FIG. 3 shows a particularly fast operating example of the bit adder 27 of FIG. This bit adder consists of a cascaded interconnection of 2-bit adders ADD, the output of each of the two adders ADD being connected to the input of the subsequent adder ADD of the next stage. Therefore, in the following example, 16 adders ADD are required to sum the 32 bits in the first stage. The second stage has 16 adders ADD and so on.

The possible maximum value search is carried out, for example, in the calculation unit 31 by carrying out a maximum value search over all the signals of the accumulator 6. [Brief description of drawings]

1 diagrammatically shows a receiver known per se of a GPS navigation system, FIG.

2 schematically shows details of the receiver of FIG.

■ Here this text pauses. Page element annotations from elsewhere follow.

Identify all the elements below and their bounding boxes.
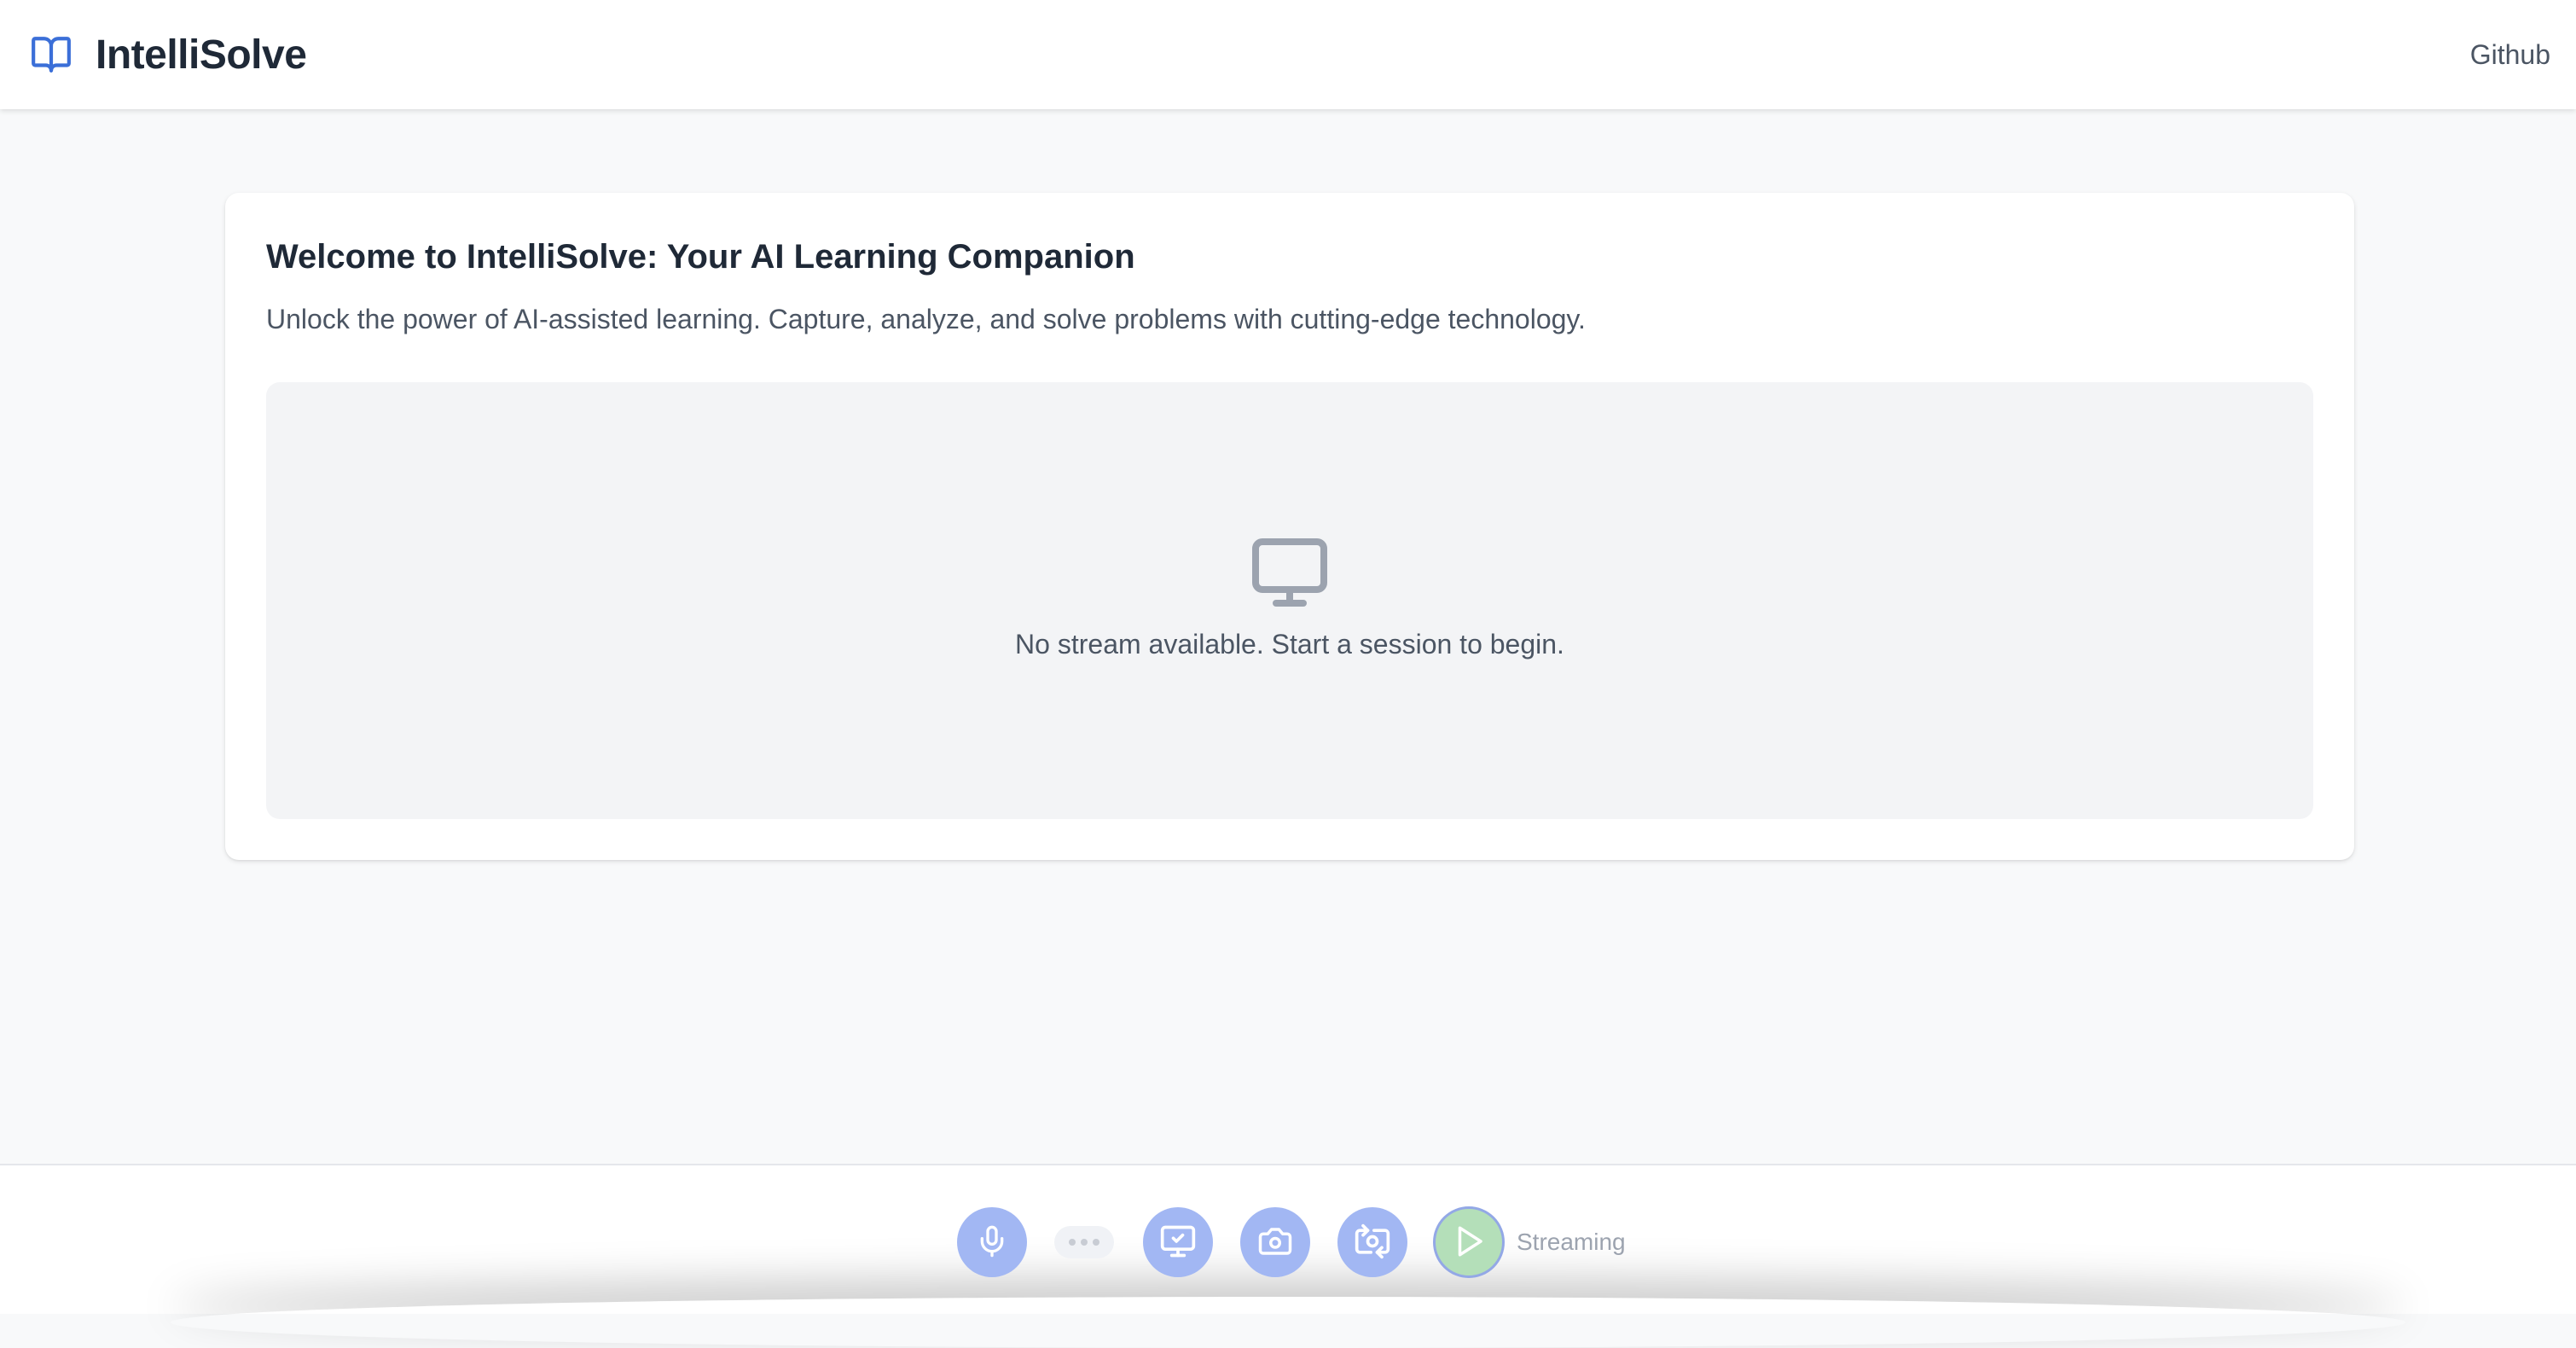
volume-dot [1069, 1239, 1076, 1246]
brand[interactable]: IntelliSolve [27, 31, 307, 78]
microphone-button[interactable] [957, 1207, 1027, 1277]
app-header: IntelliSolve Github [0, 0, 2576, 109]
monitor-icon [1249, 532, 1331, 613]
play-icon [1451, 1223, 1487, 1262]
stream-viewport: No stream available. Start a session to … [266, 382, 2313, 819]
streaming-status-label: Streaming [1517, 1229, 1626, 1255]
play-button[interactable] [1433, 1206, 1505, 1278]
no-stream-message: No stream available. Start a session to … [1015, 628, 1564, 659]
welcome-title: Welcome to IntelliSolve: Your AI Learnin… [266, 238, 1135, 276]
book-open-icon [27, 31, 75, 78]
control-group: Streaming [957, 1206, 1626, 1278]
volume-indicator [1054, 1226, 1114, 1258]
switch-camera-icon [1354, 1223, 1391, 1263]
github-link[interactable]: Github [2470, 39, 2550, 71]
volume-dot [1093, 1239, 1099, 1246]
camera-icon [1257, 1223, 1293, 1262]
app-title: IntelliSolve [96, 32, 307, 78]
switch-camera-button[interactable] [1337, 1207, 1407, 1277]
welcome-card: Welcome to IntelliSolve: Your AI Learnin… [225, 193, 2354, 860]
volume-dot [1081, 1239, 1088, 1246]
camera-button[interactable] [1240, 1207, 1310, 1277]
monitor-check-icon [1159, 1223, 1197, 1263]
microphone-icon [975, 1224, 1009, 1261]
welcome-subtitle: Unlock the power of AI-assisted learning… [266, 304, 1586, 334]
control-bar: Streaming [0, 1164, 2576, 1314]
control-bar-shadow [171, 1297, 2405, 1348]
screen-share-button[interactable] [1143, 1207, 1213, 1277]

FIG. 3 schematically shows the arrangement of adders as a detail of the circuit arrangement of FIG.

[Explanation of symbols]

2, 2'correlator 3,3 'unit 4 adder 5 units 6 Accumulator 8 Gold code generator 20 1-bit register 21 FIFO shift register 23 Data memory 24 data memory 25, 26 parallel bus 27 XOR comparator 28 Accumulator 29 adder 32 control unit 30 power calculator 31 Calculation Unit 34 bus

─────────────────────────────────────────────────── ─── Continuation of the front page (58) Fields investigated (Int.Cl. ⁷ , DB name) H04J 13/00-13/06 H04B 1/69-1/713

Claims (5)

(57) [Claims] 1. A binary coded spreading sequence
In the method for collecting the transmitter to be transmitted by the receiver
And the receiver is binary coded input at the frequency f.
Multiple spreading sequences with m bits
Locally generated correlations with the spreading sequences generated in
The generated spreading sequence is k with n bits each
Locally generated spreads divided into
Correlation with a sequence has the following steps:
The received and stored spreading sequences are each n bits
Dividing each section of the received spreading sequence locally into k sections with
Phase of the spread sequence and the frequency of k * f
The correlation step, after the correlation of each of the intervals of the received spreading sequence.
Shifts the bit in each section to the right by 1 bit
Then, the bit that arrives as the least significant bit of the first section
Is used, the highest rank of the preceding section for other sections
Bits are buffered and the least significant bit of the other
Binary encoded, with steps stored in position
The transmitter that transmits the spread sequence
How to gather. 2. Correlation results obtained for each interval are summed and then a maximum search is performed over all summed correlation results.
The method of claim 1, wherein the method is performed. 3. The number of sections having a preset length is k = 3.
3. The method according to claim 1, wherein the chip length is 2 and the chip length of the section is n = 32. 4. A device for carrying out the method according to claim 1.
A first memory, and a local memory in the first memory.
The interval of the spreading sequence generated in is stored,
Having a second memory and receiving at the second memory
The spread spectrum sequence section is stored and is used for serial accommodation of the received signal sequence.
A shift register coupled back to the shift register
Is connected to the output side of the second data memory in parallel on the input side.
Said second data memory connected in parallel on the output side
Is connected to the input side of and receives a section of the locally generated spreading sequence.
Has a comparator for comparing the intervals of the spread sequence
The method according to claim 1, characterized in that
Device. 5. An adder is present on the output side of the comparator, and as a result, the logical values generated at the coincident bit positions in the bit-by-bit comparison are summed up, and the adder is a cascade of 2-bit adders. 5. An apparatus as claimed in claim 4, characterized in that the output side of each of the two adders is connected to the input side of a subsequent adder.